Hospitais cobram do Estado envio de remédios sob risco de desabastecimento;SC tem 388 pessoas na fila por uma vaga de UTI

Fabio Bispo, Especial para o Estadão

09 de março de 2021 | 15h00

FLORIANÓPOLIS - A Secretaria de Saúde de Santa Catarina solicitou ao Ministério da Saúde envio de medicamentos do chamado "kit entubação", que inclui lidocaína, atracúrio, propofol 1%, midazolam, morfina, dexmedetomidina, haloperidol, entre outros,  essenciais para o tratamento de pacientes graves da covid-19. A informação foi confirmada pelo órgão na tarde desta segunda-feira, 8. O comunicado ao ministério foi feito em 23 de fevereiro, quando o Estado relatou a falta de medicamentos.

A falta de insumos vem sendo reportada por hospitais catarinenses desde a 2ª quinzena de fevereiro, quando a ocupação de leitos aumentou até chegar ao limite da capacidade. “O uso por bloqueadores neuromusculares (usados para intubação de pacientes) aumentou 2.000% em Xanxerê", disse Neusa Luiz, presidente da Federação das Santas Casas, Hospitais e Entidades Filantrópicas de Santa Catarina, e diretora do Hospital Regional São Paulo, em Xanxerê, no oeste catarinense.

"Os hospitais, normalmente, trabalham com uma margem de 15 dias de estoque de segurança, mas a situação está bastante complicada. Além do aumento no uso, também temos elevação de 150% nos custos desses medicamentos."

O Hospital Florianópolis, referência para tratamento da covid-19, é uma das unidades que relatou ao Estado risco de desabastecimento dos remédios que compõem o kit entubação. O prefeito de Brusque, em solicitação enviada no dia 25 de fevereiro, disse que a necessidade pelos medicamentos é uma “demanda crucial”.

A crise gerada por um novo pico da pandemia em Santa Catarina parece não dar sinais de arrefecimento. O número de pacientes na fila de espera por uma UTI tem aumentado diariamente há duas semanas. Nesta segunda, pelo menos 388 pessoas aguardam vaga na terapia intensiva.

A falta de leitos obrigou o Estado a enviar pacientes para o Espírito Santo e também a fazer remanejamento de vagas nas unidades de saúde do Estado, inclusive com a compra de leitos na rede privada. Mesmo assim, Santa Catarina ainda registra mortes de pessoas que aguardavam transferências. O secretário de Saúde, André Motta, nega desassistência médica nesses casos e resiste à adoção de medidas mais restritivas de isolamento.

O Estadão confirmou que, em diversas unidades, pacientes estão sendo entubados em emergências e em alas improvisadas nas unidades. Só no Hospital São Paulo, de Xanxerê, 27 pessoas morreram desde fevereiro à espera de um leito de UTI. Em Chapecó, das 33 mortes em leitos normais registradas na cidade, 31 ocorreram este ano, após a oferta de vagas de UTIs.

A reportagem tem solicitado reiteradas vezes ao governo estadual o número de pessoas que morreram com pedidos de transferências no sistema de regulação, mas o Estado tem se negado a dar esta informação.

Nesta segunda-feira, pela primeira vez em 15 dias esse número de pessoas com o vírus ativo caiu.
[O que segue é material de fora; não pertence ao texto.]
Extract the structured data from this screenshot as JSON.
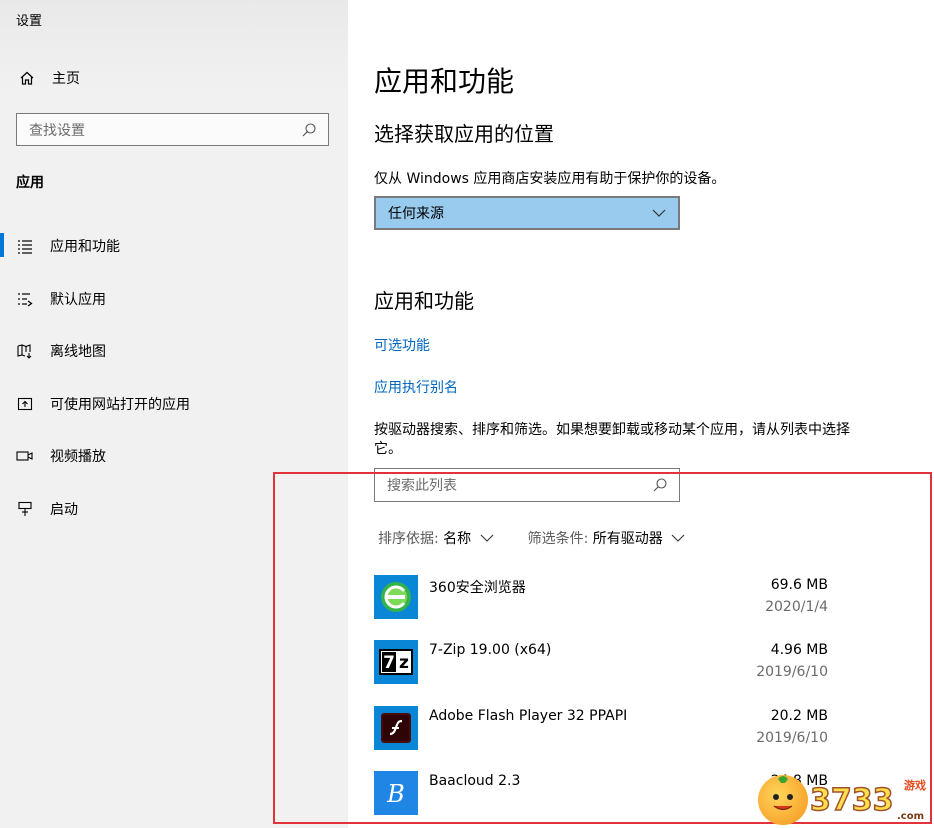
{
  "window": {
    "title": "设置"
  },
  "sidebar": {
    "home_label": "主页",
    "search_placeholder": "查找设置",
    "section_label": "应用",
    "items": [
      {
        "label": "应用和功能",
        "icon": "apps-features-icon",
        "active": true
      },
      {
        "label": "默认应用",
        "icon": "default-apps-icon"
      },
      {
        "label": "离线地图",
        "icon": "offline-maps-icon"
      },
      {
        "label": "可使用网站打开的应用",
        "icon": "apps-for-websites-icon"
      },
      {
        "label": "视频播放",
        "icon": "video-playback-icon"
      },
      {
        "label": "启动",
        "icon": "startup-icon"
      }
    ]
  },
  "main": {
    "title": "应用和功能",
    "install_heading": "选择获取应用的位置",
    "install_desc": "仅从 Windows 应用商店安装应用有助于保护你的设备。",
    "install_source_value": "任何来源",
    "apps_heading": "应用和功能",
    "optional_features_link": "可选功能",
    "app_alias_link": "应用执行别名",
    "search_desc": "按驱动器搜索、排序和筛选。如果想要卸载或移动某个应用，请从列表中选择它。",
    "list_search_placeholder": "搜索此列表",
    "sort_label": "排序依据:",
    "sort_value": "名称",
    "filter_label": "筛选条件:",
    "filter_value": "所有驱动器",
    "apps": [
      {
        "name": "360安全浏览器",
        "size": "69.6 MB",
        "date": "2020/1/4",
        "icon": "360-browser-icon"
      },
      {
        "name": "7-Zip 19.00 (x64)",
        "size": "4.96 MB",
        "date": "2019/6/10",
        "icon": "7zip-icon"
      },
      {
        "name": "Adobe Flash Player 32 PPAPI",
        "size": "20.2 MB",
        "date": "2019/6/10",
        "icon": "flash-player-icon"
      },
      {
        "name": "Baacloud 2.3",
        "size": "24.8 MB",
        "date": "",
        "icon": "baacloud-icon"
      }
    ]
  },
  "watermark": {
    "text": "3733",
    "sub": "游戏",
    "domain": ".com"
  },
  "colors": {
    "accent": "#0078d7",
    "link": "#0067c0",
    "dropdown_bg": "#99cbef",
    "highlight": "#e2333a"
  }
}
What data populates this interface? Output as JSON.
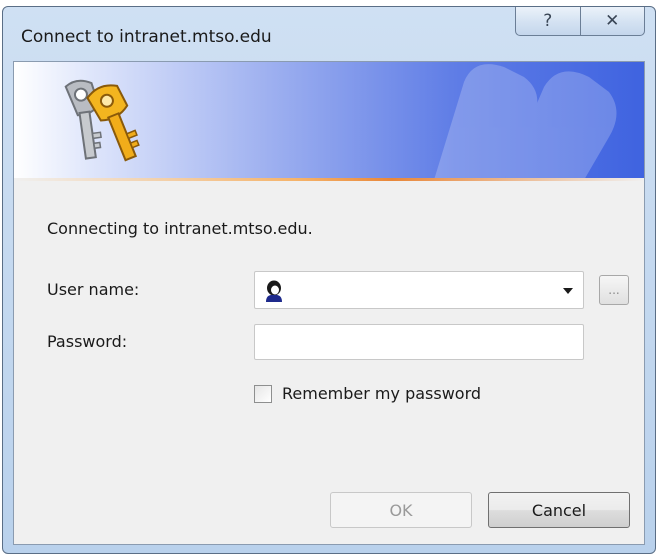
{
  "window": {
    "title": "Connect to intranet.mtso.edu",
    "help_glyph": "?",
    "close_glyph": "✕"
  },
  "dialog": {
    "message": "Connecting to intranet.mtso.edu.",
    "username_label": "User name:",
    "password_label": "Password:",
    "username_value": "",
    "password_value": "",
    "browse_label": "...",
    "remember_label": "Remember my password",
    "remember_checked": false,
    "ok_label": "OK",
    "cancel_label": "Cancel"
  },
  "icons": {
    "banner": "keys-icon",
    "user": "user-icon",
    "dropdown": "chevron-down-icon"
  },
  "colors": {
    "banner_accent": "#3f63e0",
    "stripe_accent": "#e8873a"
  }
}
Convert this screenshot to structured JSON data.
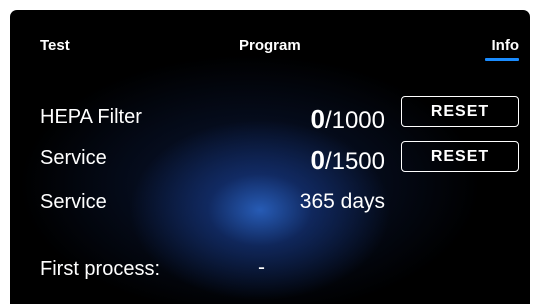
{
  "tabs": {
    "test": "Test",
    "program": "Program",
    "info": "Info"
  },
  "rows": {
    "hepa": {
      "label": "HEPA Filter",
      "count": "0",
      "limit": "/1000",
      "button": "RESET"
    },
    "service_hours": {
      "label": "Service",
      "count": "0",
      "limit": "/1500",
      "button": "RESET"
    },
    "service_days": {
      "label": "Service",
      "value": "365 days"
    },
    "first_process": {
      "label": "First process:",
      "value": "-"
    }
  },
  "colors": {
    "background": "#000000",
    "text": "#ffffff",
    "active_tab_underline": "#1a8cff",
    "glow": "#2c68cd"
  }
}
Mesmo assim, são mais de 33 mil pessoas nessa condição, ou seja, com potencial de transmissão. Na sexta-feira, 5, o Estado chegou a 45 mil infectados ativos.
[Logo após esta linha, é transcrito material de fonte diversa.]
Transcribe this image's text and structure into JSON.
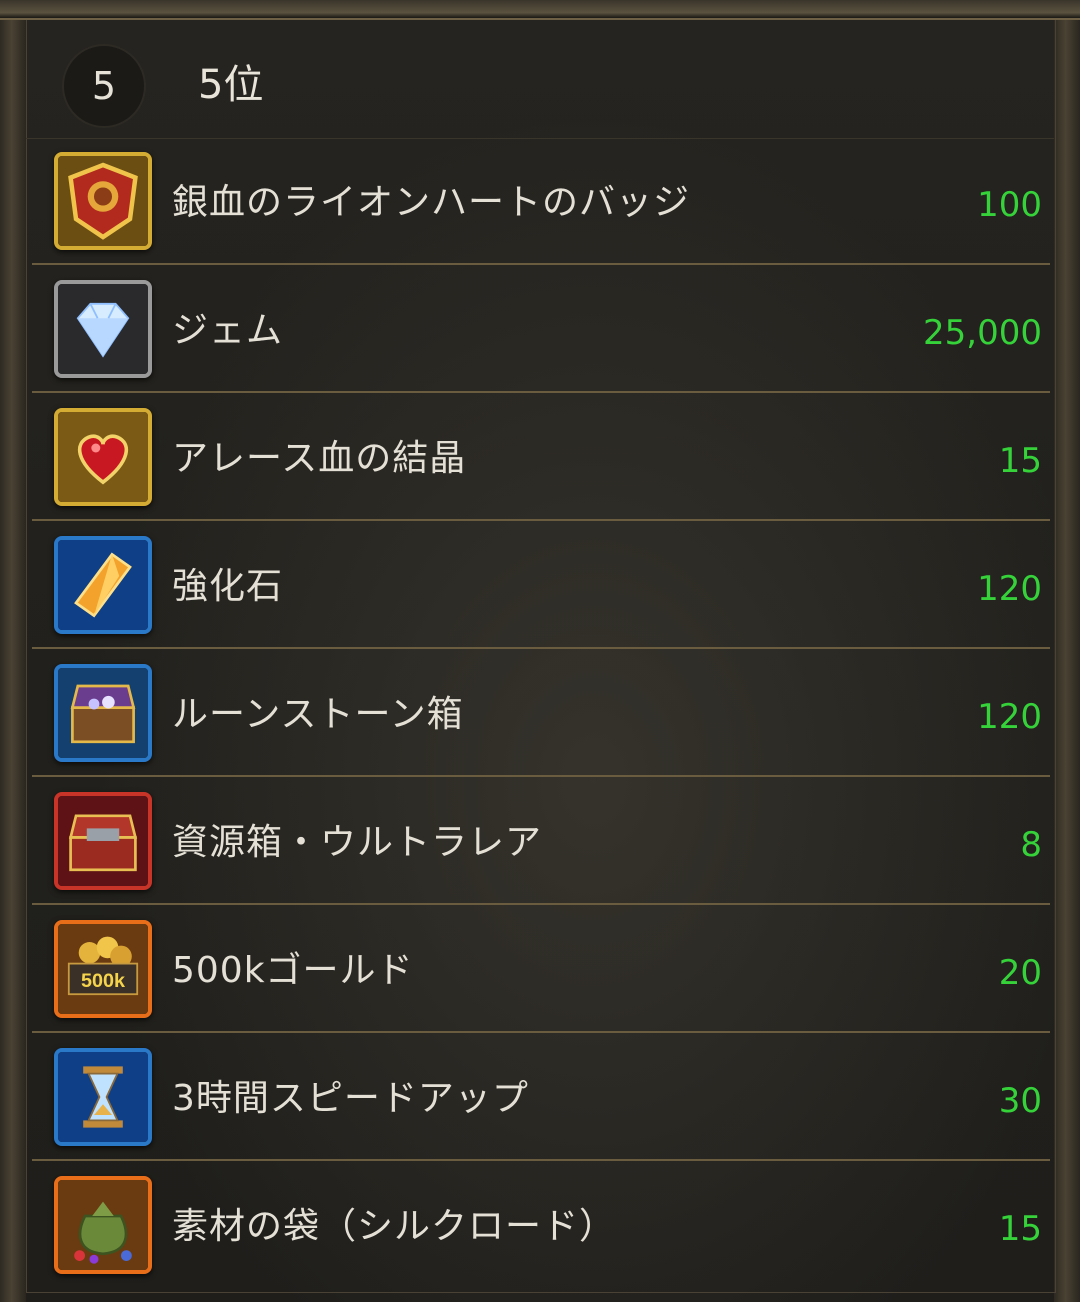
{
  "rank": {
    "badge": "5",
    "title": "5位"
  },
  "colors": {
    "quantity": "#35d23a",
    "divider": "#6a5c3e",
    "text": "#e4e0d6"
  },
  "rewards": [
    {
      "name": "銀血のライオンハートのバッジ",
      "quantity": "100",
      "icon": "lion-badge-icon"
    },
    {
      "name": "ジェム",
      "quantity": "25,000",
      "icon": "gem-icon"
    },
    {
      "name": "アレース血の結晶",
      "quantity": "15",
      "icon": "blood-crystal-icon"
    },
    {
      "name": "強化石",
      "quantity": "120",
      "icon": "enhancement-stone-icon"
    },
    {
      "name": "ルーンストーン箱",
      "quantity": "120",
      "icon": "runestone-chest-icon"
    },
    {
      "name": "資源箱・ウルトラレア",
      "quantity": "8",
      "icon": "resource-chest-icon"
    },
    {
      "name": "500kゴールド",
      "quantity": "20",
      "icon": "gold-500k-icon",
      "icon_text": "500k"
    },
    {
      "name": "3時間スピードアップ",
      "quantity": "30",
      "icon": "hourglass-icon"
    },
    {
      "name": "素材の袋（シルクロード）",
      "quantity": "15",
      "icon": "material-bag-icon"
    }
  ]
}
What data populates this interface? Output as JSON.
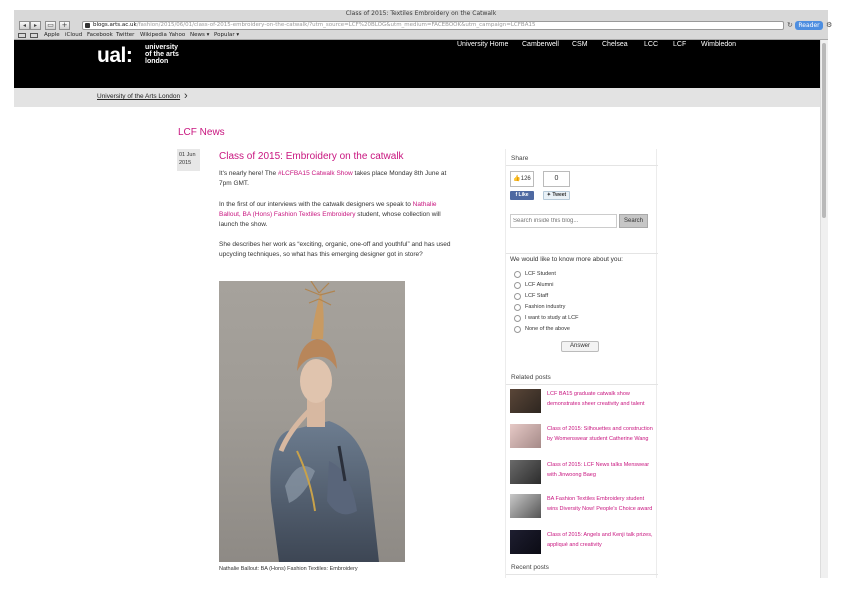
{
  "browser": {
    "window_title": "Class of 2015: Textiles Embroidery on the Catwalk",
    "url_host": "blogs.arts.ac.uk",
    "url_path": "/fashion/2015/06/01/class-of-2015-embroidery-on-the-catwalk/?utm_source=LCF%20BLOG&utm_medium=FACEBOOK&utm_campaign=LCFBA15",
    "reader_label": "Reader",
    "bookmarks": [
      "Apple",
      "iCloud",
      "Facebook",
      "Twitter",
      "Wikipedia",
      "Yahoo",
      "News ▾",
      "Popular ▾"
    ]
  },
  "header": {
    "logo_mark": "ual:",
    "logo_lines": [
      "university",
      "of the arts",
      "london"
    ],
    "nav": [
      "University Home",
      "Camberwell",
      "CSM",
      "Chelsea",
      "LCC",
      "LCF",
      "Wimbledon"
    ],
    "background": "#000000"
  },
  "breadcrumb": {
    "label": "University of the Arts London"
  },
  "main": {
    "section_title": "LCF News",
    "date_day_month": "01 Jun",
    "date_year": "2015",
    "post_title": "Class of 2015: Embroidery on the catwalk",
    "p1_a": "It's nearly here! The ",
    "p1_link": "#LCFBA15 Catwalk Show",
    "p1_b": " takes place Monday 8th June at 7pm GMT.",
    "p2_a": "In the first of our interviews with the catwalk designers we speak to ",
    "p2_link": "Nathalie Ballout, BA (Hons) Fashion Textiles Embroidery",
    "p2_b": " student, whose collection will launch the show.",
    "p3": "She describes her work as “exciting, organic, one-off and youthful” and has used upcycling techniques, so what has this emerging designer got in store?",
    "caption": "Nathalie Ballout: BA (Hons) Fashion Textiles: Embroidery",
    "accent_color": "#c8157f"
  },
  "sidebar": {
    "share_heading": "Share",
    "like_count": "126",
    "like_label": "Like",
    "share_count": "0",
    "tweet_label": "Tweet",
    "search_placeholder": "Search inside this blog...",
    "search_button": "Search",
    "poll_question": "We would like to know more about you:",
    "poll_options": [
      "LCF Student",
      "LCF Alumni",
      "LCF Staff",
      "Fashion industry",
      "I want to study at LCF",
      "None of the above"
    ],
    "answer_button": "Answer",
    "related_heading": "Related posts",
    "related_posts": [
      "LCF BA15 graduate catwalk show demonstrates sheer creativity and talent",
      "Class of 2015: Silhouettes and construction by Womenswear student Catherine Wang",
      "Class of 2015: LCF News talks Menswear with Jinwoong Baeg",
      "BA Fashion Textiles Embroidery student wins Diversity Now! People's Choice award",
      "Class of 2015: Angels and Kenji talk prizes, appliqué and creativity"
    ],
    "recent_heading": "Recent posts"
  }
}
Outro insumo importante para o tratamento da covid, o oxigênio, também teve grande aumento no consumo nas últimas semanas: na ordem de 66%, segundo informou um dos fornecedores, a White Martins.

O Estado já soma 8.062 mortes por covid-19 desde março de 2020, sendo que 25% dessas mortes ocorreram nos primeiros meses de 2021.

Questionada, a Secretaria de Saúde do Estado não informou se o ministério atendeu às solicitações para envio de medicamentos do kit entubação. O órgão também não forneceu detalhes sobre o estoque atual e se já há desabastecimento em alguma unidade.

O Ministério da Saúde informou que encaminhou ao Estado de Santa Catarina 41,3 mil ampolas de bloqueadores neuromusculares - medicamento usado na entubação de pacientes - em 2 de março. “Semanalmente, a pasta recebe dados enviados pelo Conass/Conasems (Conselhos de secretarias estaduais e municipais de Saúde) - com o consumo médio mensal de estados e municípios - e ainda conta com as informações de produção e venda publicadas pela Anvisa. Dessa forma, o Ministério da Saúde faz o planejamento para aquisição desses insumos, apoiando Estados com maior dificuldade logística”, informou a pasta.